- Origin: Gatineau, Quebec, Canada
- Genres: pop rock
- Years active: 1975–aft. 1988
- Past members: Sandra Dorion Denis Lalonde Mario Dubé Mario Laniel Daniel King

= Nuance (Canadian band) =

Nuance was a Canadian rock band from Gatineau, Quebec, best known for their hit single "Vivre dans la nuit".

==History==

Formed in 1975 by guitarist Denis Lalonde, keyboardist Mario Dubé, bassist Mario Laniel, and drummer Daniel King, the band began achieving wider success after singer Sandra Dorion joined in 1983. They had their first significant hit with "Amour sans romance" in 1985, and "Vivre dans la nuit", their most successful single, was its followup. Both singles were featured on the album Vivre dans la nuit (1986).

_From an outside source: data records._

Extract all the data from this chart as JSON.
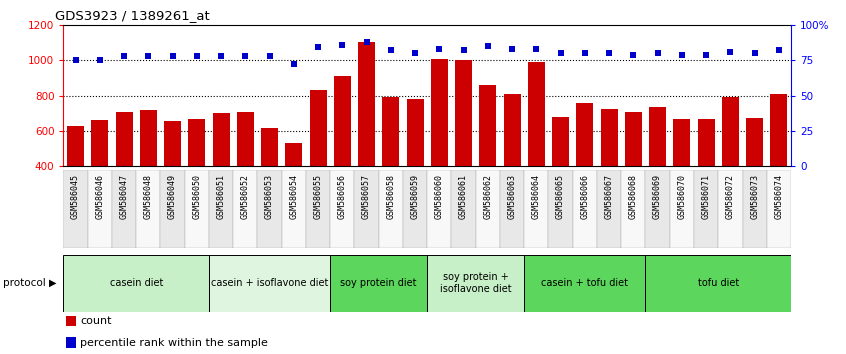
{
  "title": "GDS3923 / 1389261_at",
  "samples": [
    "GSM586045",
    "GSM586046",
    "GSM586047",
    "GSM586048",
    "GSM586049",
    "GSM586050",
    "GSM586051",
    "GSM586052",
    "GSM586053",
    "GSM586054",
    "GSM586055",
    "GSM586056",
    "GSM586057",
    "GSM586058",
    "GSM586059",
    "GSM586060",
    "GSM586061",
    "GSM586062",
    "GSM586063",
    "GSM586064",
    "GSM586065",
    "GSM586066",
    "GSM586067",
    "GSM586068",
    "GSM586069",
    "GSM586070",
    "GSM586071",
    "GSM586072",
    "GSM586073",
    "GSM586074"
  ],
  "counts": [
    630,
    660,
    710,
    720,
    655,
    668,
    700,
    710,
    615,
    530,
    830,
    910,
    1105,
    790,
    780,
    1005,
    1000,
    860,
    810,
    990,
    680,
    760,
    725,
    705,
    735,
    670,
    665,
    790,
    675,
    810
  ],
  "percentile_ranks": [
    75,
    75,
    78,
    78,
    78,
    78,
    78,
    78,
    78,
    72,
    84,
    86,
    88,
    82,
    80,
    83,
    82,
    85,
    83,
    83,
    80,
    80,
    80,
    79,
    80,
    79,
    79,
    81,
    80,
    82
  ],
  "groups": [
    {
      "label": "casein diet",
      "start": 0,
      "end": 6,
      "color": "#c8f0c8"
    },
    {
      "label": "casein + isoflavone diet",
      "start": 6,
      "end": 11,
      "color": "#dff5df"
    },
    {
      "label": "soy protein diet",
      "start": 11,
      "end": 15,
      "color": "#5cd65c"
    },
    {
      "label": "soy protein +\nisoflavone diet",
      "start": 15,
      "end": 19,
      "color": "#c8f0c8"
    },
    {
      "label": "casein + tofu diet",
      "start": 19,
      "end": 24,
      "color": "#5cd65c"
    },
    {
      "label": "tofu diet",
      "start": 24,
      "end": 30,
      "color": "#5cd65c"
    }
  ],
  "bar_color": "#cc0000",
  "dot_color": "#0000cc",
  "left_ylim": [
    400,
    1200
  ],
  "right_ylim": [
    0,
    100
  ],
  "left_yticks": [
    400,
    600,
    800,
    1000,
    1200
  ],
  "right_yticks": [
    0,
    25,
    50,
    75,
    100
  ],
  "right_yticklabels": [
    "0",
    "25",
    "50",
    "75",
    "100%"
  ],
  "grid_values": [
    600,
    800,
    1000
  ],
  "protocol_label": "protocol",
  "legend_count_label": "count",
  "legend_pct_label": "percentile rank within the sample"
}
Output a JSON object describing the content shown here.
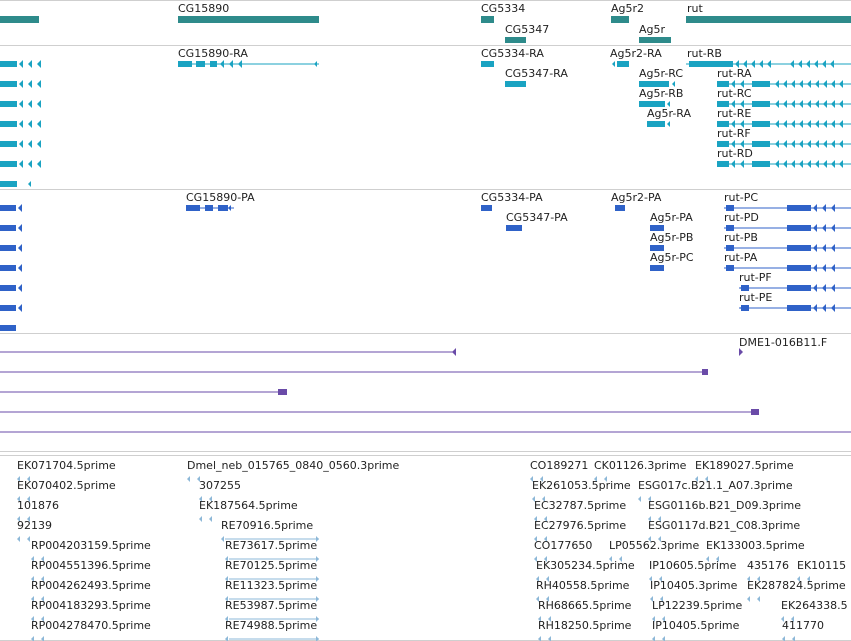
{
  "colors": {
    "gene": "#2e8b8b",
    "transcript": "#1aa3c2",
    "protein": "#2f62c8",
    "cdna": "#6a4ba8",
    "est": "#8db8d8",
    "divider": "#cfcfcf",
    "text": "#222222"
  },
  "tracks": {
    "genes": {
      "labels": [
        "CG15890",
        "CG5334",
        "CG5347",
        "Ag5r2",
        "Ag5r",
        "rut"
      ]
    },
    "transcripts": {
      "labels": [
        "CG15890-RA",
        "CG5334-RA",
        "CG5347-RA",
        "Ag5r2-RA",
        "Ag5r-RC",
        "Ag5r-RB",
        "Ag5r-RA",
        "rut-RB",
        "rut-RA",
        "rut-RC",
        "rut-RE",
        "rut-RF",
        "rut-RD"
      ]
    },
    "proteins": {
      "labels": [
        "CG15890-PA",
        "CG5334-PA",
        "CG5347-PA",
        "Ag5r2-PA",
        "Ag5r-PA",
        "Ag5r-PB",
        "Ag5r-PC",
        "rut-PC",
        "rut-PD",
        "rut-PB",
        "rut-PA",
        "rut-PF",
        "rut-PE"
      ]
    },
    "cdna": {
      "labels": [
        "DME1-016B11.F"
      ]
    },
    "ests": {
      "labels": [
        "EK071704.5prime",
        "EK070402.5prime",
        "101876",
        "92139",
        "RP004203159.5prime",
        "RP004551396.5prime",
        "RP004262493.5prime",
        "RP004183293.5prime",
        "RP004278470.5prime",
        "Dmel_neb_015765_0840_0560.3prime",
        "307255",
        "EK187564.5prime",
        "RE70916.5prime",
        "RE73617.5prime",
        "RE70125.5prime",
        "RE11323.5prime",
        "RE53987.5prime",
        "RE74988.5prime",
        "CO189271",
        "CK01126.3prime",
        "EK189027.5prime",
        "EK261053.5prime",
        "ESG017c.B21.1_A07.3prime",
        "EC32787.5prime",
        "ESG0116b.B21_D09.3prime",
        "EC27976.5prime",
        "ESG0117d.B21_C08.3prime",
        "CO177650",
        "LP05562.3prime",
        "EK133003.5prime",
        "EK305234.5prime",
        "IP10605.5prime",
        "435176",
        "EK10115",
        "RH40558.5prime",
        "IP10405.3prime",
        "EK287824.5prime",
        "RH68665.5prime",
        "LP12239.5prime",
        "EK264338.5",
        "RH18250.5prime",
        "IP10405.5prime",
        "411770"
      ]
    }
  }
}
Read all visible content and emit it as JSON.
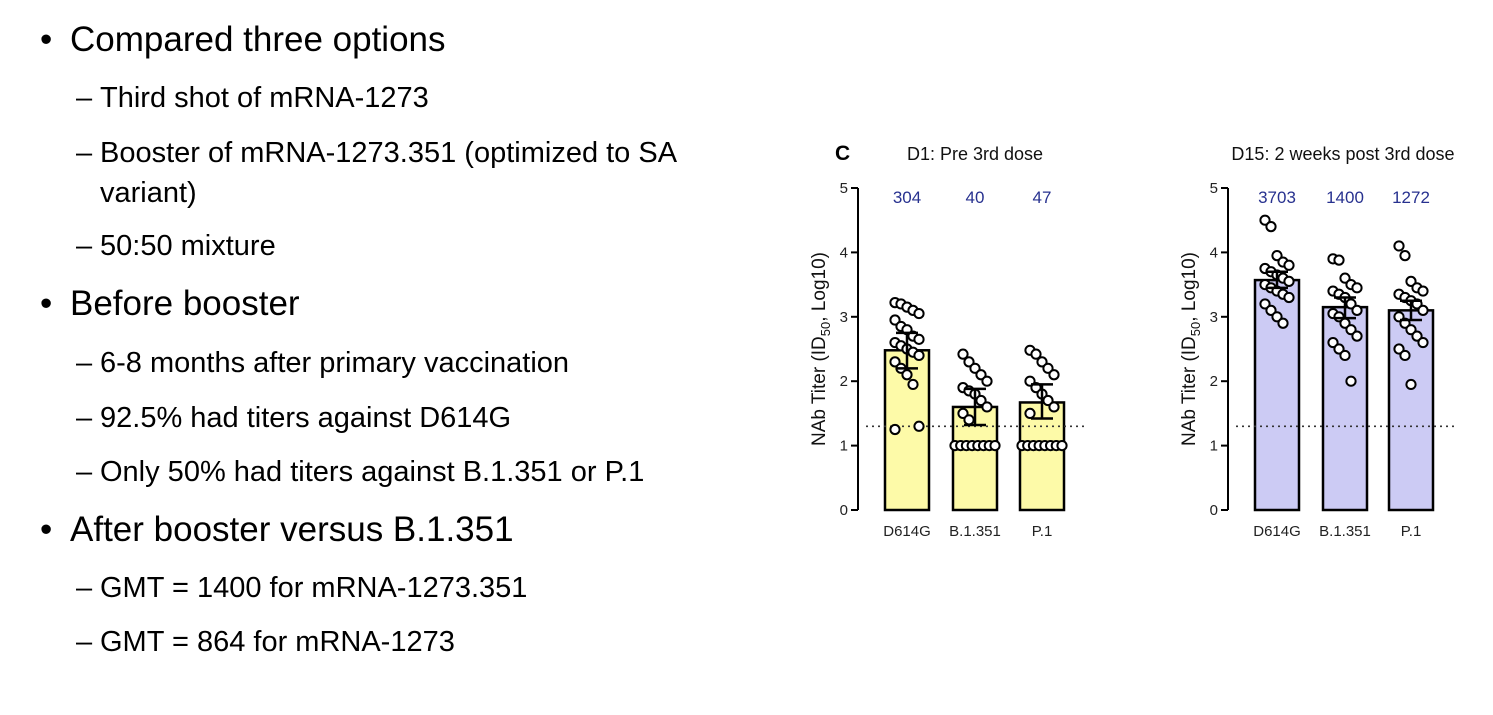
{
  "bullets": [
    {
      "text": "Compared three options",
      "sub": [
        "Third shot of mRNA-1273",
        "Booster of mRNA-1273.351 (optimized to SA",
        "variant)",
        "50:50 mixture"
      ]
    },
    {
      "text": "Before booster",
      "sub": [
        "6-8 months after primary vaccination",
        "92.5% had titers against D614G",
        "Only 50% had titers against B.1.351 or P.1"
      ]
    },
    {
      "text": "After booster versus B.1.351",
      "sub": [
        "GMT = 1400 for mRNA-1273.351",
        "GMT = 864 for mRNA-1273"
      ]
    }
  ],
  "panel_letter": "C",
  "chart_data": [
    {
      "type": "bar",
      "title": "D1: Pre 3rd dose",
      "categories": [
        "D614G",
        "B.1.351",
        "P.1"
      ],
      "values": [
        2.48,
        1.6,
        1.67
      ],
      "errors": [
        [
          2.2,
          2.75
        ],
        [
          1.32,
          1.88
        ],
        [
          1.42,
          1.95
        ]
      ],
      "gmt_labels": [
        "304",
        "40",
        "47"
      ],
      "ylabel_prefix": "NAb Titer (ID",
      "ylabel_sub": "50",
      "ylabel_suffix": ", Log10)",
      "ylim": [
        0,
        5
      ],
      "yticks": [
        "0",
        "1",
        "2",
        "3",
        "4",
        "5"
      ],
      "threshold": 1.3,
      "bar_color": "#fdfaa8",
      "points": [
        [
          3.22,
          3.2,
          3.15,
          3.1,
          3.05,
          2.95,
          2.85,
          2.8,
          2.7,
          2.65,
          2.6,
          2.55,
          2.5,
          2.45,
          2.4,
          2.3,
          2.2,
          2.1,
          1.95,
          1.3,
          1.25
        ],
        [
          2.42,
          2.3,
          2.2,
          2.1,
          2.0,
          1.9,
          1.85,
          1.8,
          1.7,
          1.6,
          1.5,
          1.4,
          1.0,
          1.0,
          1.0,
          1.0,
          1.0,
          1.0,
          1.0,
          1.0
        ],
        [
          2.48,
          2.42,
          2.3,
          2.2,
          2.1,
          2.0,
          1.9,
          1.8,
          1.7,
          1.6,
          1.5,
          1.0,
          1.0,
          1.0,
          1.0,
          1.0,
          1.0,
          1.0,
          1.0
        ]
      ]
    },
    {
      "type": "bar",
      "title": "D15: 2 weeks post 3rd dose",
      "categories": [
        "D614G",
        "B.1.351",
        "P.1"
      ],
      "values": [
        3.57,
        3.15,
        3.1
      ],
      "errors": [
        [
          3.45,
          3.7
        ],
        [
          2.98,
          3.3
        ],
        [
          2.95,
          3.25
        ]
      ],
      "gmt_labels": [
        "3703",
        "1400",
        "1272"
      ],
      "ylabel_prefix": "NAb Titer (ID",
      "ylabel_sub": "50",
      "ylabel_suffix": ", Log10)",
      "ylim": [
        0,
        5
      ],
      "yticks": [
        "0",
        "1",
        "2",
        "3",
        "4",
        "5"
      ],
      "threshold": 1.3,
      "bar_color": "#cccbf4",
      "points": [
        [
          4.5,
          4.4,
          3.95,
          3.85,
          3.8,
          3.75,
          3.7,
          3.65,
          3.6,
          3.55,
          3.5,
          3.45,
          3.4,
          3.35,
          3.3,
          3.2,
          3.1,
          3.0,
          2.9
        ],
        [
          3.9,
          3.88,
          3.6,
          3.5,
          3.45,
          3.4,
          3.35,
          3.3,
          3.2,
          3.1,
          3.05,
          3.0,
          2.9,
          2.8,
          2.7,
          2.6,
          2.5,
          2.4,
          2.0
        ],
        [
          4.1,
          3.95,
          3.55,
          3.45,
          3.4,
          3.35,
          3.3,
          3.25,
          3.2,
          3.1,
          3.0,
          2.9,
          2.8,
          2.7,
          2.6,
          2.5,
          2.4,
          1.95
        ]
      ]
    }
  ]
}
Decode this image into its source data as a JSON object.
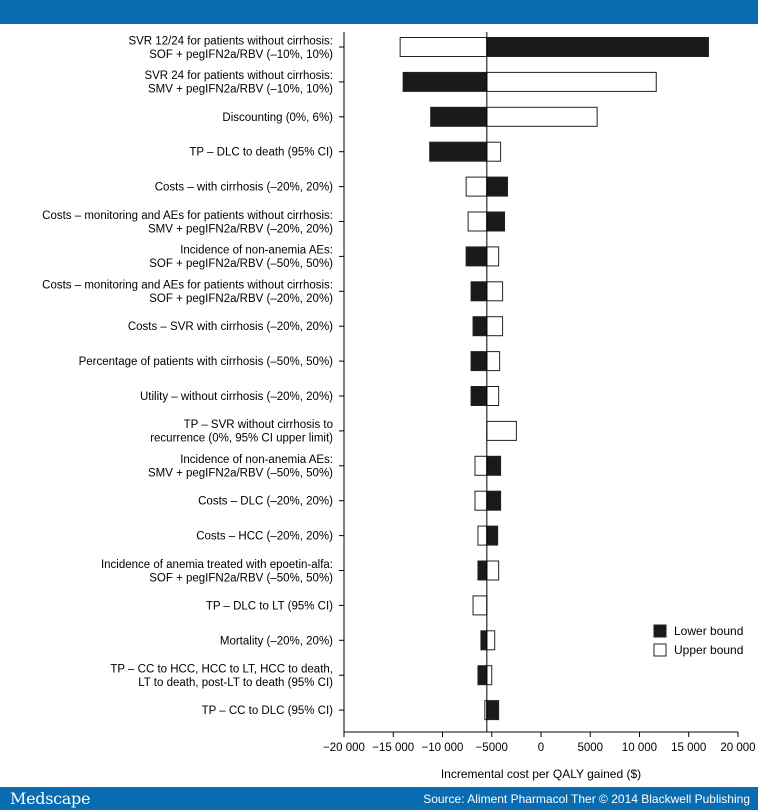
{
  "header": {
    "color": "#0a6cb0"
  },
  "footer": {
    "brand": "Medscape",
    "source": "Source: Aliment Pharmacol Ther © 2014 Blackwell Publishing",
    "color": "#0a6cb0"
  },
  "chart_data": {
    "type": "bar",
    "orientation": "horizontal",
    "style": "tornado",
    "base_value": -5500,
    "xlabel": "Incremental cost per QALY gained ($)",
    "xlim": [
      -20000,
      20000
    ],
    "xticks": [
      -20000,
      -15000,
      -10000,
      -5000,
      0,
      5000,
      10000,
      15000,
      20000
    ],
    "xtick_labels": [
      "−20 000",
      "−15 000",
      "−10 000",
      "−5000",
      "0",
      "5000",
      "10 000",
      "15 000",
      "20 000"
    ],
    "legend": {
      "position": "bottom-right",
      "entries": [
        {
          "name": "Lower bound",
          "fill": "#1a1a1a"
        },
        {
          "name": "Upper bound",
          "fill": "#ffffff"
        }
      ]
    },
    "categories": [
      [
        "SVR 12/24 for patients without cirrhosis:",
        "SOF + pegIFN2a/RBV (–10%, 10%)"
      ],
      [
        "SVR 24 for patients without cirrhosis:",
        "SMV + pegIFN2a/RBV (–10%, 10%)"
      ],
      [
        "Discounting (0%, 6%)"
      ],
      [
        "TP – DLC to death (95% CI)"
      ],
      [
        "Costs – with cirrhosis (–20%, 20%)"
      ],
      [
        "Costs – monitoring and AEs for patients without cirrhosis:",
        "SMV + pegIFN2a/RBV (–20%, 20%)"
      ],
      [
        "Incidence of non-anemia AEs:",
        "SOF + pegIFN2a/RBV (–50%, 50%)"
      ],
      [
        "Costs – monitoring and AEs for patients without cirrhosis:",
        "SOF + pegIFN2a/RBV (–20%, 20%)"
      ],
      [
        "Costs – SVR with cirrhosis (–20%, 20%)"
      ],
      [
        "Percentage of patients with cirrhosis (–50%, 50%)"
      ],
      [
        "Utility – without cirrhosis (–20%, 20%)"
      ],
      [
        "TP – SVR without cirrhosis to",
        "recurrence (0%, 95% CI upper limit)"
      ],
      [
        "Incidence of non-anemia AEs:",
        "SMV + pegIFN2a/RBV (–50%, 50%)"
      ],
      [
        "Costs – DLC (–20%, 20%)"
      ],
      [
        "Costs – HCC (–20%, 20%)"
      ],
      [
        "Incidence of anemia treated with epoetin-alfa:",
        "SOF + pegIFN2a/RBV (–50%, 50%)"
      ],
      [
        "TP – DLC to LT (95% CI)"
      ],
      [
        "Mortality (–20%, 20%)"
      ],
      [
        "TP – CC to HCC, HCC to LT, HCC to death,",
        "LT to death, post-LT to death (95% CI)"
      ],
      [
        "TP – CC to DLC (95% CI)"
      ]
    ],
    "series": [
      {
        "name": "Lower bound",
        "values": [
          17000,
          -14000,
          -11200,
          -11300,
          -3400,
          -3700,
          -7600,
          -7100,
          -6900,
          -7100,
          -7100,
          null,
          -4100,
          -4100,
          -4400,
          -6400,
          null,
          -6100,
          -6400,
          -4300
        ]
      },
      {
        "name": "Upper bound",
        "values": [
          -14300,
          11700,
          5700,
          -4100,
          -7600,
          -7400,
          -4300,
          -3900,
          -3900,
          -4200,
          -4300,
          -2500,
          -6700,
          -6700,
          -6400,
          -4300,
          -6900,
          -4700,
          -5000,
          -5700
        ]
      }
    ]
  }
}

The band received two Juno Award nominations at the Juno Awards of 1987, for Most Promising Group and Single of the Year for "Vivre dans la nuit". They also won two Prix Félix in the same era, for Discovery of the Year in 1986 and Best-Selling Single of the Year for "Vivre dans la nuit" in 1987.

They followed up with À suivre, an album of covers of Quebec pop and rock classics by Offenbach, Beau Dommage, Robert Charlebois, Michel Pagliaro, and Serge Fiori in 1987. The album was credited to Nuance & Sandra. Their third and final album, Journal intime, was released in 1988.

Following the band's breakup, Luc Plamondon solicited Dorion to appear in a production of Starmania, and Cirque du Soleil invited her to sing the theme song for Alegría, although she refused both offers. She released her debut solo album, Telle quelle, in 2011.